The LTL1DETGELJ is a bi-color, through-hole LED indicator lamp designed for status indication across a wide range of electronic applications. It features a popular T-1 (3mm) diameter package with a white diffused lens, housing both an AlInGaP red chip and an InGaN green chip within a single device. This configuration allows for two distinct color outputs from one compact component, offering design flexibility and space savings on printed circuit boards (PCBs).

1.1 Core Features and Advantages

The device offers several key advantages for designers. It provides low power consumption and high luminous efficiency, making it suitable for battery-powered or energy-conscious applications. The product is lead-free and fully RoHS compliant, meeting modern environmental regulations. Its standard T-1 form factor ensures compatibility with existing PCB layouts and automated insertion equipment. The combination of red and green in one package simplifies inventory and enables multi-state indication (e.g., power on/off, standby/active) without requiring multiple single-color LEDs.

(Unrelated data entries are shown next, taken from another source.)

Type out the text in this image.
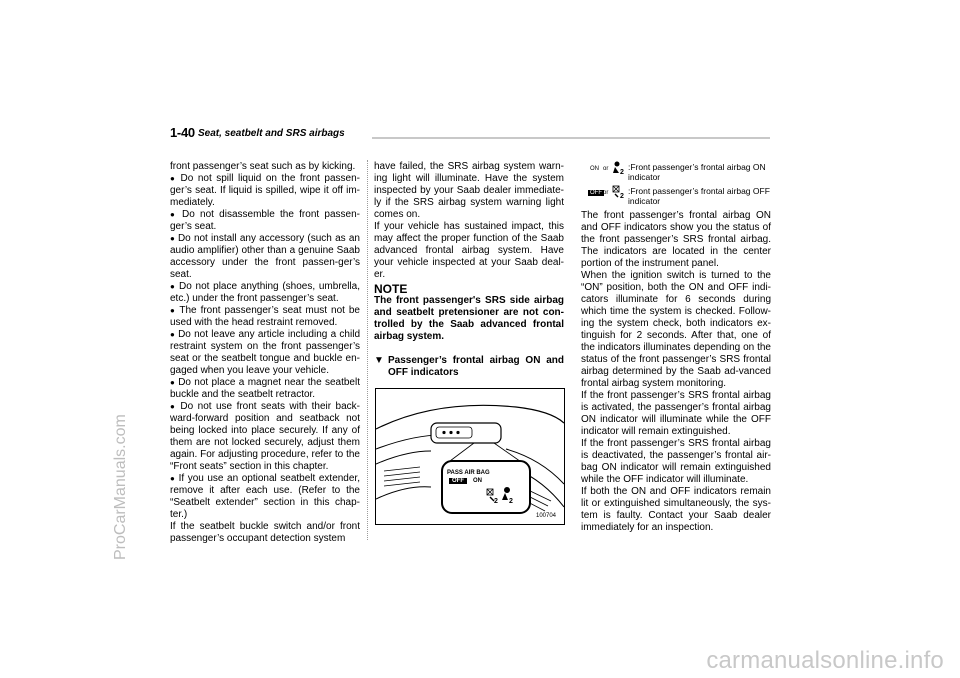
1-40 Seat, seatbelt and SRS airbags
ProCarManuals.com
carmanualsonline.info

front passenger’s seat such as by kicking.

● Do not spill liquid on the front passen-ger’s seat. If liquid is spilled, wipe it off im-mediately.

● Do not disassemble the front passen-ger’s seat.

● Do not install any accessory (such as an audio amplifier) other than a genuine Saab accessory under the front passen-ger’s seat.

● Do not place anything (shoes, umbrella, etc.) under the front passenger’s seat.

● The front passenger’s seat must not be used with the head restraint removed.

● Do not leave any article including a child restraint system on the front passenger’s seat or the seatbelt tongue and buckle en-gaged when you leave your vehicle.

● Do not place a magnet near the seatbelt buckle and the seatbelt retractor.

● Do not use front seats with their back-ward-forward position and seatback not being locked into place securely. If any of them are not locked securely, adjust them again. For adjusting procedure, refer to the “Front seats” section in this chapter.

● If you use an optional seatbelt extender, remove it after each use. (Refer to the “Seatbelt extender” section in this chap-ter.)

If the seatbelt buckle switch and/or front passenger’s occupant detection system

have failed, the SRS airbag system warn-ing light will illuminate. Have the system inspected by your Saab dealer immediate-ly if the SRS airbag system warning light comes on.

If your vehicle has sustained impact, this may affect the proper function of the Saab advanced frontal airbag system. Have your vehicle inspected at your Saab deal-er.

NOTE

The front passenger's SRS side airbag and seatbelt pretensioner are not con-trolled by the Saab advanced frontal airbag system.

▼ Passenger’s frontal airbag ON and OFF indicators

2 2
PASS AIR BAG
OFF	ON
100704
ON or 2
:Front passenger’s frontal airbag ON indicator
OFF or 2
:Front passenger’s frontal airbag OFF indicator

The front passenger’s frontal airbag ON and OFF indicators show you the status of the front passenger’s SRS frontal airbag. The indicators are located in the center portion of the instrument panel.

When the ignition switch is turned to the “ON” position, both the ON and OFF indi-cators illuminate for 6 seconds during which time the system is checked. Follow-ing the system check, both indicators ex-tinguish for 2 seconds. After that, one of the indicators illuminates depending on the status of the front passenger’s SRS frontal airbag determined by the Saab ad-vanced frontal airbag system monitoring.

If the front passenger’s SRS frontal airbag is activated, the passenger’s frontal airbag ON indicator will illuminate while the OFF indicator will remain extinguished.

If the front passenger’s SRS frontal airbag is deactivated, the passenger’s frontal air-bag ON indicator will remain extinguished while the OFF indicator will illuminate.

If both the ON and OFF indicators remain lit or extinguished simultaneously, the sys-tem is faulty. Contact your Saab dealer immediately for an inspection.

1.2 Target Markets and Applications

This LED is engineered for broad applicability in consumer, industrial, and communication electronics. Typical application sectors include communication equipment (routers, modems, network switches), computer peripherals (desktops, laptops, external drives), consumer electronics (audio/video equipment, gaming consoles, toys), and home appliances (microwaves, coffee makers, washing machines). Its primary function is to provide clear, reliable visual status feedback to the end-user.

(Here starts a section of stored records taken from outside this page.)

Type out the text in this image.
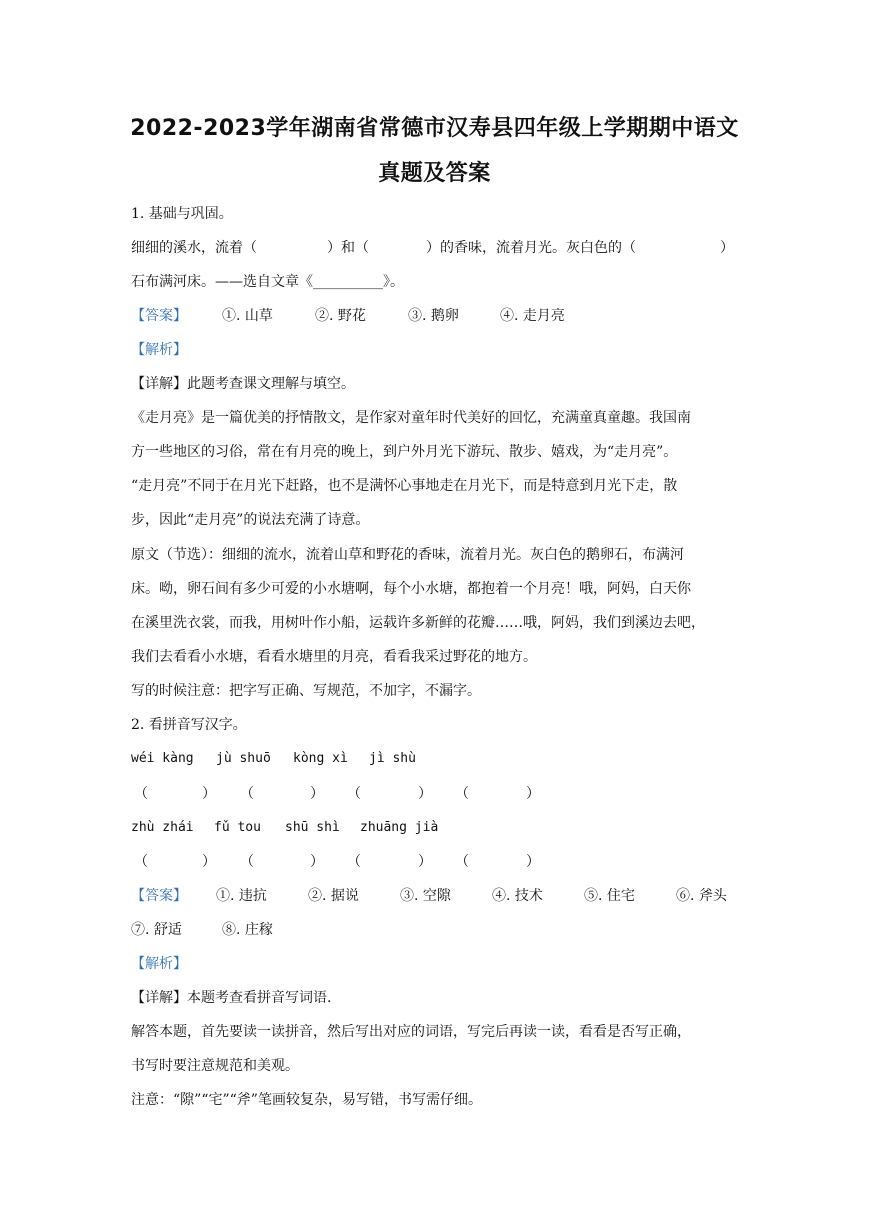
2022-2023学年湖南省常德市汉寿县四年级上学期期中语文
真题及答案
1. 基础与巩固。
细细的溪水，流着（	）和（	）的香味，流着月光。灰白色的（	）
石布满河床。——选自文章《__________》。
【答案】	①. 山草	②. 野花	③. 鹅卵	④. 走月亮
【解析】
【详解】此题考查课文理解与填空。
《走月亮》是一篇优美的抒情散文，是作家对童年时代美好的回忆，充满童真童趣。我国南
方一些地区的习俗，常在有月亮的晚上，到户外月光下游玩、散步、嬉戏，为“走月亮”。
“走月亮”不同于在月光下赶路，也不是满怀心事地走在月光下，而是特意到月光下走，散
步，因此“走月亮”的说法充满了诗意。
原文（节选）：细细的流水，流着山草和野花的香味，流着月光。灰白色的鹅卵石，布满河
床。呦，卵石间有多少可爱的小水塘啊，每个小水塘，都抱着一个月亮！哦，阿妈，白天你
在溪里洗衣裳，而我，用树叶作小船，运载许多新鲜的花瓣……哦，阿妈，我们到溪边去吧，
我们去看看小水塘，看看水塘里的月亮，看看我采过野花的地方。
写的时候注意：把字写正确、写规范，不加字，不漏字。
2. 看拼音写汉字。
wéi kàng jù shuō kòng xì jì shù
（	） （	） （	） （	）
zhù zhái fǔ tou shū shì zhuāng jià
（	） （	） （	） （	）
【答案】 ①. 违抗	②. 据说	③. 空隙	④. 技术	⑤. 住宅	⑥. 斧头
⑦. 舒适	⑧. 庄稼
【解析】
【详解】本题考查看拼音写词语.
解答本题，首先要读一读拼音，然后写出对应的词语，写完后再读一读，看看是否写正确，
书写时要注意规范和美观。
注意：“隙”“宅”“斧”笔画较复杂，易写错，书写需仔细。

2. Technical Parameter Analysis

This section provides a detailed, objective interpretation of the key electrical, optical, and thermal parameters specified in the datasheet, crucial for reliable circuit design.

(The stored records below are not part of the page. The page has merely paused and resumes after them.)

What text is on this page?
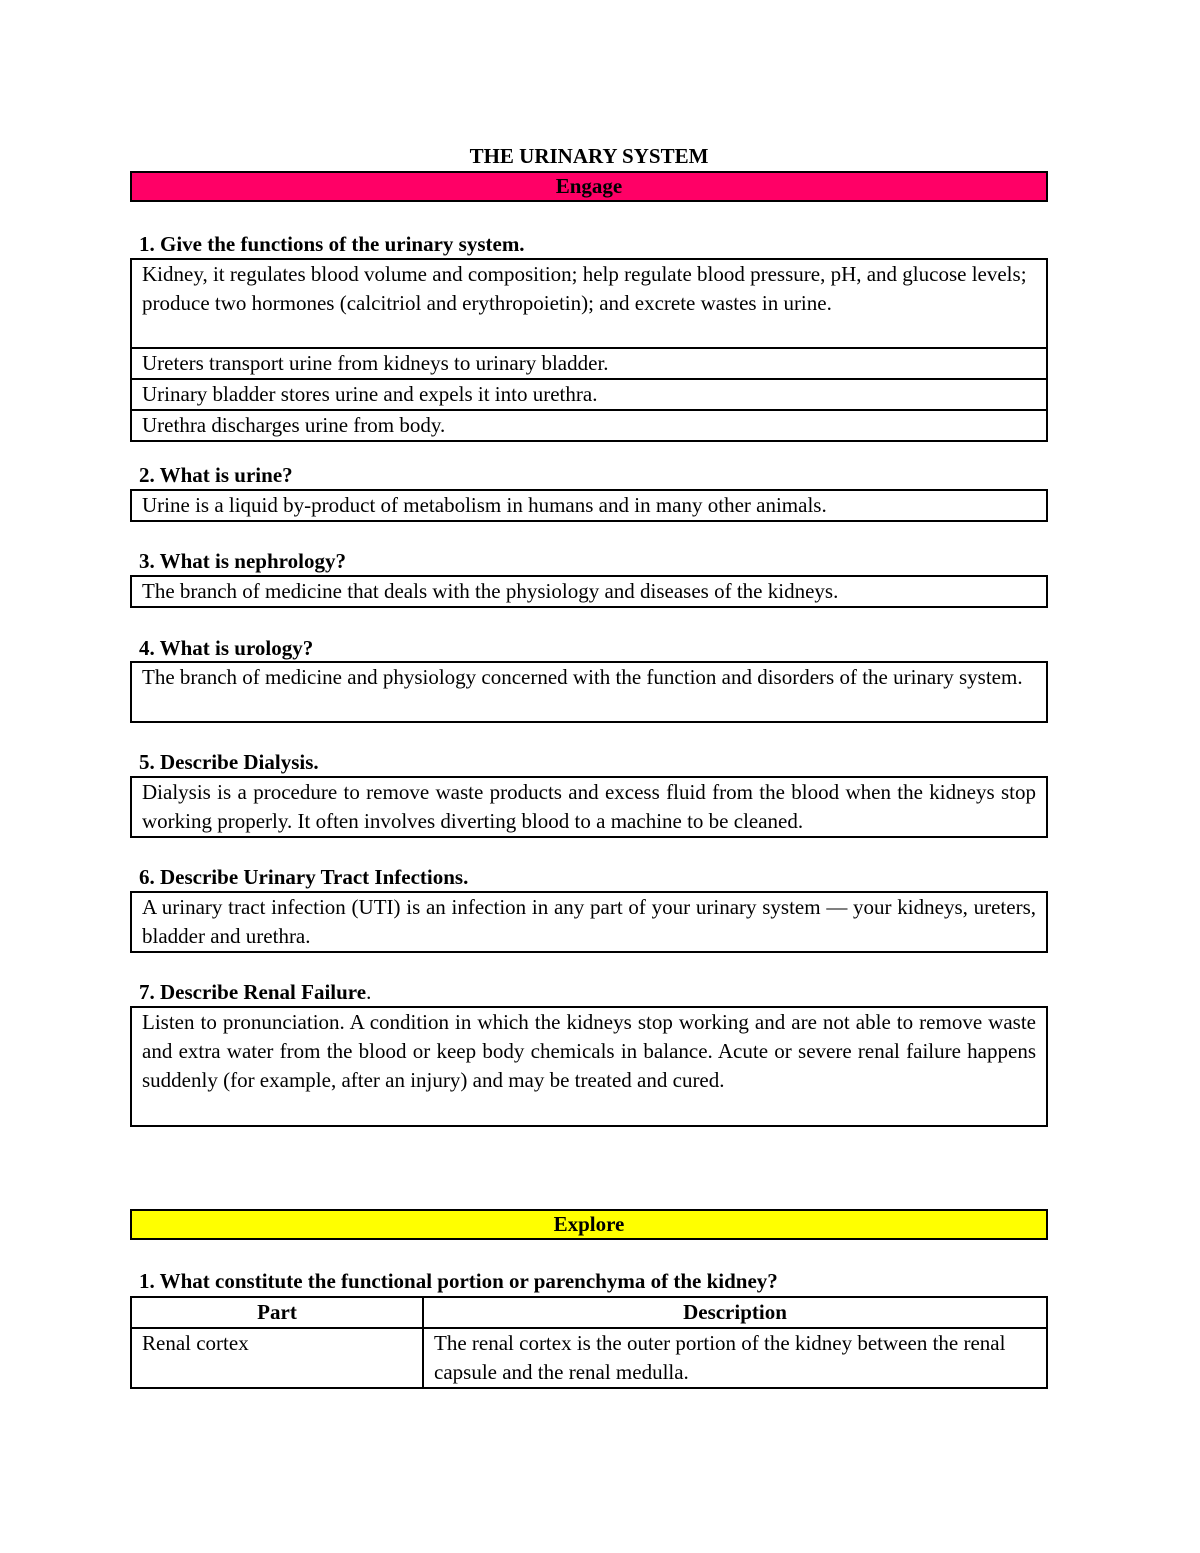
THE URINARY SYSTEM
Engage
1. Give the functions of the urinary system.
Kidney, it regulates blood volume and composition; help regulate blood pressure, pH, and glucose levels; produce two hormones (calcitriol and erythropoietin); and excrete wastes in urine.
Ureters transport urine from kidneys to urinary bladder.
Urinary bladder stores urine and expels it into urethra.
Urethra discharges urine from body.
2. What is urine?
Urine is a liquid by-product of metabolism in humans and in many other animals.
3. What is nephrology?
The branch of medicine that deals with the physiology and diseases of the kidneys.
4. What is urology?
The branch of medicine and physiology concerned with the function and disorders of the urinary system.
5. Describe Dialysis.
Dialysis is a procedure to remove waste products and excess fluid from the blood when the kidneys stop working properly. It often involves diverting blood to a machine to be cleaned.
6. Describe Urinary Tract Infections.
A urinary tract infection (UTI) is an infection in any part of your urinary system — your kidneys, ureters, bladder and urethra.
7. Describe Renal Failure.
Listen to pronunciation. A condition in which the kidneys stop working and are not able to remove waste and extra water from the blood or keep body chemicals in balance. Acute or severe renal failure happens suddenly (for example, after an injury) and may be treated and cured.
Explore
1. What constitute the functional portion or parenchyma of the kidney?
Part	Description
Renal cortex	The renal cortex is the outer portion of the kidney between the renal capsule and the renal medulla.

2.1 Absolute Maximum Ratings

These ratings define the stress limits beyond which permanent damage to the device may occur. Operation under or at these limits is not guaranteed. Key parameters include:

• Power Dissipation (Pd): 53 mW for the Red chip, 79 mW for the Green chip. This difference reflects the typical lower efficiency of InGaN (Green) compared to AlInGaP (Red) materials. Designers must ensure the operating point (Forward Current * Forward Voltage) remains below these values, considering ambient temperature (Ta).
• Forward Current: The maximum continuous DC forward current (IF) is 20 mA for both colors. A higher peak forward current of 60 mA is permissible only under strict pulsed conditions (duty cycle ≤ 1/10, pulse width ≤ 0.1ms). Exceeding the DC rating will accelerate lumen depreciation and can cause catastrophic failure.
• Temperature Ranges: The operating temperature range is -30°C to +85°C. The storage range is wider, from -40°C to +100°C. These ranges are typical for epoxy-encapsulated LEDs.
• Soldering Temperature: Leads can withstand 260°C for a maximum of 5 seconds, measured 2.0mm from the LED body. This is critical for wave or hand soldering processes.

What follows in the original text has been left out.